The company said Tuesday that costs will be split with restaurant owners on the same proportions as has historically been the case, but declined to specify what those proportions are.
The board acknowledged many of its members “will have problems getting the finances in place to carry out these renovations” and called on the company to show a full costing of the renovation program.
It advised members, which make up about half of all of Tim Hortons Canadian franchisees, not to sign or agree to anything until more details are disclosed.
“This is just one more in the string of ill-conceived programs brought forward by a group of executives who do not understand foodservice, franchise operations or marketing,” the letter reads.
Restaurant Brands International, “wants to fix a problem it cannot solve, mainly lack of sales, by getting us to spend money while they contribute very little,” the letter said.
Tim Hortons recorded a fifth consecutive quarter of sluggish sales in mid-February, according to RBI’s most recent quarterly earnings report.
The GWNFA formed about a year ago to give a voice to frustrated restaurant owners and fight against what they say is mismanagement of the chain by its corporate parent, RBI, known for drastic cost-cutting measures at the fast-food outlets its acquires.
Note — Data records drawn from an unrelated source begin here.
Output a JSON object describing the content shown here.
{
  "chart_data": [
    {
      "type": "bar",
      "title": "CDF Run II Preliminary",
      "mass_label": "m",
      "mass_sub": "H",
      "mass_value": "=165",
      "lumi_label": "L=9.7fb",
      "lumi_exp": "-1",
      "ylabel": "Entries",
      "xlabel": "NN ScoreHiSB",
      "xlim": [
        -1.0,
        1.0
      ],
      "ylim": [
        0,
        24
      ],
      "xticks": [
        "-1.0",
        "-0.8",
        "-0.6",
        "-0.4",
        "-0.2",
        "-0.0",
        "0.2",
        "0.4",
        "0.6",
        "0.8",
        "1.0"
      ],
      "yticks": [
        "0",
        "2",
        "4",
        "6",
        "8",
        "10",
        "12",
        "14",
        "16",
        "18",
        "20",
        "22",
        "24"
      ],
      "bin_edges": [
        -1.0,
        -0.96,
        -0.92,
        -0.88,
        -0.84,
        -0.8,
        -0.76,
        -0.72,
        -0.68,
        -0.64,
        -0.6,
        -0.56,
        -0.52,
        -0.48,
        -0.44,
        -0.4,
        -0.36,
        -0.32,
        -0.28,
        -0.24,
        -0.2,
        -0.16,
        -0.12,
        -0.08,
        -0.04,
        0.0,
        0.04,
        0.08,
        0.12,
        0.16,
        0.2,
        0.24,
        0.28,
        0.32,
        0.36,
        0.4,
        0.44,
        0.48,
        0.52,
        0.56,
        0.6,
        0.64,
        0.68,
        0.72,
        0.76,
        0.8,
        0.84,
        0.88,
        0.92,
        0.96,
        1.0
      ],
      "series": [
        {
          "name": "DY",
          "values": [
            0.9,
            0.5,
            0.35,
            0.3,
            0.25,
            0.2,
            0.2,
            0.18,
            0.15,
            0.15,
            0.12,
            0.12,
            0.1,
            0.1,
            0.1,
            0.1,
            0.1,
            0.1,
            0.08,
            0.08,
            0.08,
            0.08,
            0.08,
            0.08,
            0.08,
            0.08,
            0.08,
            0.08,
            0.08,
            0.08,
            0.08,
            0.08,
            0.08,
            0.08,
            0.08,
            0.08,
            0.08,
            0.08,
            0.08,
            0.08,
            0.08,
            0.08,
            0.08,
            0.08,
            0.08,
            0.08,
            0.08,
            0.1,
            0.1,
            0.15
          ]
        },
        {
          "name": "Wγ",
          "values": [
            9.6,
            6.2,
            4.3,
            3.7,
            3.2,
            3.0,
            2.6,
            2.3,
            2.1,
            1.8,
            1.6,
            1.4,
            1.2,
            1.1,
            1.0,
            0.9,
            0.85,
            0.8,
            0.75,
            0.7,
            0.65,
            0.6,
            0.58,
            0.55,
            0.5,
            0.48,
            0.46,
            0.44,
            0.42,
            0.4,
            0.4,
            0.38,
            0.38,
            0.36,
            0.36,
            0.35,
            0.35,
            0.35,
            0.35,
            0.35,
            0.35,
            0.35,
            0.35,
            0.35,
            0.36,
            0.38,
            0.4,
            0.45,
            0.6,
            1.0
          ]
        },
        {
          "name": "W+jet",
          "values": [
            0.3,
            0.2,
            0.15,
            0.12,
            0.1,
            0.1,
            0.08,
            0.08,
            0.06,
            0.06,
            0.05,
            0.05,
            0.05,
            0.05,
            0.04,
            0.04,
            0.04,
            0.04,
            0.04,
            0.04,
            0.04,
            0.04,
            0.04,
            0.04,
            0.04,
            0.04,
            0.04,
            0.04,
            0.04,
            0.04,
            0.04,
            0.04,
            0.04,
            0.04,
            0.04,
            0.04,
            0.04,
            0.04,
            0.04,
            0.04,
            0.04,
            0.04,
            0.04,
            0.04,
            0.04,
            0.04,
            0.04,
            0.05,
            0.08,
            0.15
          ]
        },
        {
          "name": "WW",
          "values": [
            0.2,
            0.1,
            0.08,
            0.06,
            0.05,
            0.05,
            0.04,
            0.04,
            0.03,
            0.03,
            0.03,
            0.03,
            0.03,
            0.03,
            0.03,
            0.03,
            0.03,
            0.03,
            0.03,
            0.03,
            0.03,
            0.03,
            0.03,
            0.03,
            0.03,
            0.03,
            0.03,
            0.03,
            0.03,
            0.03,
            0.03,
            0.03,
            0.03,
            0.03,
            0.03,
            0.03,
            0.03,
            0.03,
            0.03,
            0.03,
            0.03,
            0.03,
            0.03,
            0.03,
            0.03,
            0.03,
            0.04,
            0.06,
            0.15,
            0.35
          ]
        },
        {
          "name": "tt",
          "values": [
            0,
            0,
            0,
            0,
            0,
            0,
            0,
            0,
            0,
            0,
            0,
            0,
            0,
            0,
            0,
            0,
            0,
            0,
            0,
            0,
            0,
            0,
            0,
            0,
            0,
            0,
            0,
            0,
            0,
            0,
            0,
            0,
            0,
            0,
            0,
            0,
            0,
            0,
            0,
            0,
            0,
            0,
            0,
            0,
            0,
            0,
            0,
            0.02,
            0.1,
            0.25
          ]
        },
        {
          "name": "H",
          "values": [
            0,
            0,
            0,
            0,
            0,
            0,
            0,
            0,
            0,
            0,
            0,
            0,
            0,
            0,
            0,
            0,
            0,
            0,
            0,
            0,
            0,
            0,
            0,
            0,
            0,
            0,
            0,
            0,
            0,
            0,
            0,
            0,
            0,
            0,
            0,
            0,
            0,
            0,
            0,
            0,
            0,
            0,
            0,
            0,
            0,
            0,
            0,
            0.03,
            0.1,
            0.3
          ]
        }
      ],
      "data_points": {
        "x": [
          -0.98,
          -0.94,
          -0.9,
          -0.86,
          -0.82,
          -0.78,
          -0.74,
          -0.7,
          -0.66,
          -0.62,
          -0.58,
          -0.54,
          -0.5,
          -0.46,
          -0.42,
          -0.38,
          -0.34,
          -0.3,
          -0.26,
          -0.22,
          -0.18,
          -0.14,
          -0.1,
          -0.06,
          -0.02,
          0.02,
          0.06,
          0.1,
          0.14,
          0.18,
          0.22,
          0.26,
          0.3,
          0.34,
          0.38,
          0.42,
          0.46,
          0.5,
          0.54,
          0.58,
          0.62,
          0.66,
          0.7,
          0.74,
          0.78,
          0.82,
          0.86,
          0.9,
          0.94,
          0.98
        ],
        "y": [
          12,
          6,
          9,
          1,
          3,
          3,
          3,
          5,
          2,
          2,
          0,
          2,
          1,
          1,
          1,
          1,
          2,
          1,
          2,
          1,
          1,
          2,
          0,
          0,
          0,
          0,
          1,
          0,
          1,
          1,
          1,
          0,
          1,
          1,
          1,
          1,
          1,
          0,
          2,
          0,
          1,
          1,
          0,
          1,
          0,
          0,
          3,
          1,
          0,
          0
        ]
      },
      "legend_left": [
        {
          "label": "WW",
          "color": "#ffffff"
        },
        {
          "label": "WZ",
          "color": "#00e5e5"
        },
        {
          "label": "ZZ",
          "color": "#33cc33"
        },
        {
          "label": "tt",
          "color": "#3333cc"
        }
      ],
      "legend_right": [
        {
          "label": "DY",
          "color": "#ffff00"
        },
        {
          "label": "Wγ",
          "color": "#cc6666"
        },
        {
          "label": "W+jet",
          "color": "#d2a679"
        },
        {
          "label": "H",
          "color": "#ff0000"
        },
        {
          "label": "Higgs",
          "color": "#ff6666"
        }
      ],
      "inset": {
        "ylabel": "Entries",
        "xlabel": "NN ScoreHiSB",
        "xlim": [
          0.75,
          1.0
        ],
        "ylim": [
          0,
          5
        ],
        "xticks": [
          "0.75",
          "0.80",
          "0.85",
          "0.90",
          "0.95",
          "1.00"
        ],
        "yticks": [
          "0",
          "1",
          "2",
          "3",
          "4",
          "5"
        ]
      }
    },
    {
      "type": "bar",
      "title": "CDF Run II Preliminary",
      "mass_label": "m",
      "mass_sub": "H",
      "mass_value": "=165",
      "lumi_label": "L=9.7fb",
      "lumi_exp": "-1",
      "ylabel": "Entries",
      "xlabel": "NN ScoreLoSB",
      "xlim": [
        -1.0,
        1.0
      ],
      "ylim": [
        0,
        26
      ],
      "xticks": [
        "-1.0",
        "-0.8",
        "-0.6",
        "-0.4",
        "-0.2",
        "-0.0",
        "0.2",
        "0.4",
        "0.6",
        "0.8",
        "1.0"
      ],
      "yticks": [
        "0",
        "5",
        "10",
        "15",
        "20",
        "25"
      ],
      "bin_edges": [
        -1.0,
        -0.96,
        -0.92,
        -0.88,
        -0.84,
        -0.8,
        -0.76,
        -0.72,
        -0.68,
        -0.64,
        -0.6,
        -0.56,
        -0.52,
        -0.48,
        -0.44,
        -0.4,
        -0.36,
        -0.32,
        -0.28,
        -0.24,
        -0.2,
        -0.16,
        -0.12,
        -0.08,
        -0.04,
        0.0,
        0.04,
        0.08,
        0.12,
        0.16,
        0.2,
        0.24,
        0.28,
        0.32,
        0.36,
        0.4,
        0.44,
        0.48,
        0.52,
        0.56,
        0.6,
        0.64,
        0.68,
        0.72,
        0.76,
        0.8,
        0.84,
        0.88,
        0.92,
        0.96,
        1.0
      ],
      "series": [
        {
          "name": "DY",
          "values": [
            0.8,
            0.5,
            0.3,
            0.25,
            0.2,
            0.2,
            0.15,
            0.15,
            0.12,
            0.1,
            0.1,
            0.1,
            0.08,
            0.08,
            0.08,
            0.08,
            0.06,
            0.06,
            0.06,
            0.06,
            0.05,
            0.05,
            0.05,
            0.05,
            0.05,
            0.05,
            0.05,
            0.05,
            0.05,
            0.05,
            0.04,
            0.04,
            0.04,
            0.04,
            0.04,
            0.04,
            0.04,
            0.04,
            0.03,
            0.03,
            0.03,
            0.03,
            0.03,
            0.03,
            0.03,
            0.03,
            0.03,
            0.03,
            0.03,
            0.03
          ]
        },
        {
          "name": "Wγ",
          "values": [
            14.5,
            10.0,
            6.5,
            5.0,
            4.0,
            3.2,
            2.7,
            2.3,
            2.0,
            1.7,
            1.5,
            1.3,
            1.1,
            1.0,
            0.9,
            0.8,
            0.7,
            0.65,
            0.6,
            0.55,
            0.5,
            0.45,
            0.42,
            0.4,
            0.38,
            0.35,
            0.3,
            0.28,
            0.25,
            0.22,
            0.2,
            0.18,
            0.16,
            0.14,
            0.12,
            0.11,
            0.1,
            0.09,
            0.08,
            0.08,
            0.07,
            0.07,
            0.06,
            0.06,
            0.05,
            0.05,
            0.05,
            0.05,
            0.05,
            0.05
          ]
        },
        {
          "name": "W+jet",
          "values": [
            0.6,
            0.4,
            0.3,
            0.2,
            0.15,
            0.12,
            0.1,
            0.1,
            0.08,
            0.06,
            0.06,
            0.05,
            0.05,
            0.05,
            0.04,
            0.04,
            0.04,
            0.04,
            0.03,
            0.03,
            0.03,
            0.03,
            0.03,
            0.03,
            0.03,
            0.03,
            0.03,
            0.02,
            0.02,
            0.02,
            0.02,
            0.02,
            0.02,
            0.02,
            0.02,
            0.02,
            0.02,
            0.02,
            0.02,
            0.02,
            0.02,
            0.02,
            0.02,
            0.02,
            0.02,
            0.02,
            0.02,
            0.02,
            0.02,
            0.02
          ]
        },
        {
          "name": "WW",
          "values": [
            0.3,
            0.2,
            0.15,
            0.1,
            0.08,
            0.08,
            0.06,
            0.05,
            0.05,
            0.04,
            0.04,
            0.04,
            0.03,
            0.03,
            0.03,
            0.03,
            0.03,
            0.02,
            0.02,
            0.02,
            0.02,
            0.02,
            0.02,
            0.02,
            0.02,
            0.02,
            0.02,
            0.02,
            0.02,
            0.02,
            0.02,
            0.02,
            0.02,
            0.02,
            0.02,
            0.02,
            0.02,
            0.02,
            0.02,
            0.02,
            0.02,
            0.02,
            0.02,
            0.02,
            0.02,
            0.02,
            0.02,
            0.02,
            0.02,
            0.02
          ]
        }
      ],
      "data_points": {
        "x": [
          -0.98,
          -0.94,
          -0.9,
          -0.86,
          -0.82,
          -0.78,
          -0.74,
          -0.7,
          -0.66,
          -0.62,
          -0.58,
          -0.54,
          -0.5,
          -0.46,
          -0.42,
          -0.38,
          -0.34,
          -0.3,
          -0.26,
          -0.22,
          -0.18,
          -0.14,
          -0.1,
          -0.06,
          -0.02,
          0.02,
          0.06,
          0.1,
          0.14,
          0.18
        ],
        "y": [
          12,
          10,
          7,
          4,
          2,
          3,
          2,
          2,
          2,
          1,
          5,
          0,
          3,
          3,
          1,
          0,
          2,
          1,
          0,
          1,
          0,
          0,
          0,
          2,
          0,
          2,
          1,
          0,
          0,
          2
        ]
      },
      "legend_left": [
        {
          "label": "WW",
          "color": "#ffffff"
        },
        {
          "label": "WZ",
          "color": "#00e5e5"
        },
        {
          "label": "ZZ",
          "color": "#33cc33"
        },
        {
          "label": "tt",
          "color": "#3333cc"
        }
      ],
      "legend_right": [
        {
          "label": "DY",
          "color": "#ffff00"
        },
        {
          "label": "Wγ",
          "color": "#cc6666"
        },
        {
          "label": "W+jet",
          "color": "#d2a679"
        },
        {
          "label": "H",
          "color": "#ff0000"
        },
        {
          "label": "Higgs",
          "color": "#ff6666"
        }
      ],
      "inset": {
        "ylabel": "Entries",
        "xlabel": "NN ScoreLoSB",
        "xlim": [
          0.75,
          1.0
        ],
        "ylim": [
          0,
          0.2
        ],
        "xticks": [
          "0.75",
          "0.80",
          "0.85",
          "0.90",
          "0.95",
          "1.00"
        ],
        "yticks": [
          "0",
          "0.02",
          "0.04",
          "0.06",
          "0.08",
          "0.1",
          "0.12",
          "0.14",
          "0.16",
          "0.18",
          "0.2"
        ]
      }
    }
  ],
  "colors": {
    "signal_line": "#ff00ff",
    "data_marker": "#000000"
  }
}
The two groups have taken their battle to the courts with multiple lawsuits, and most recently entered a showdown over how to handle Ontario’s roughly 20 per cent minimum wage increase. The GWNFA accuses RBI of failing to help franchisees offset the increased labour costs through a 10 per cent price hike on all menu items.
RBI did not agree to the price hikes, but called the actions of some franchisees in the province who clawed back employee benefits, like paid breaks, reckless and completely unacceptable.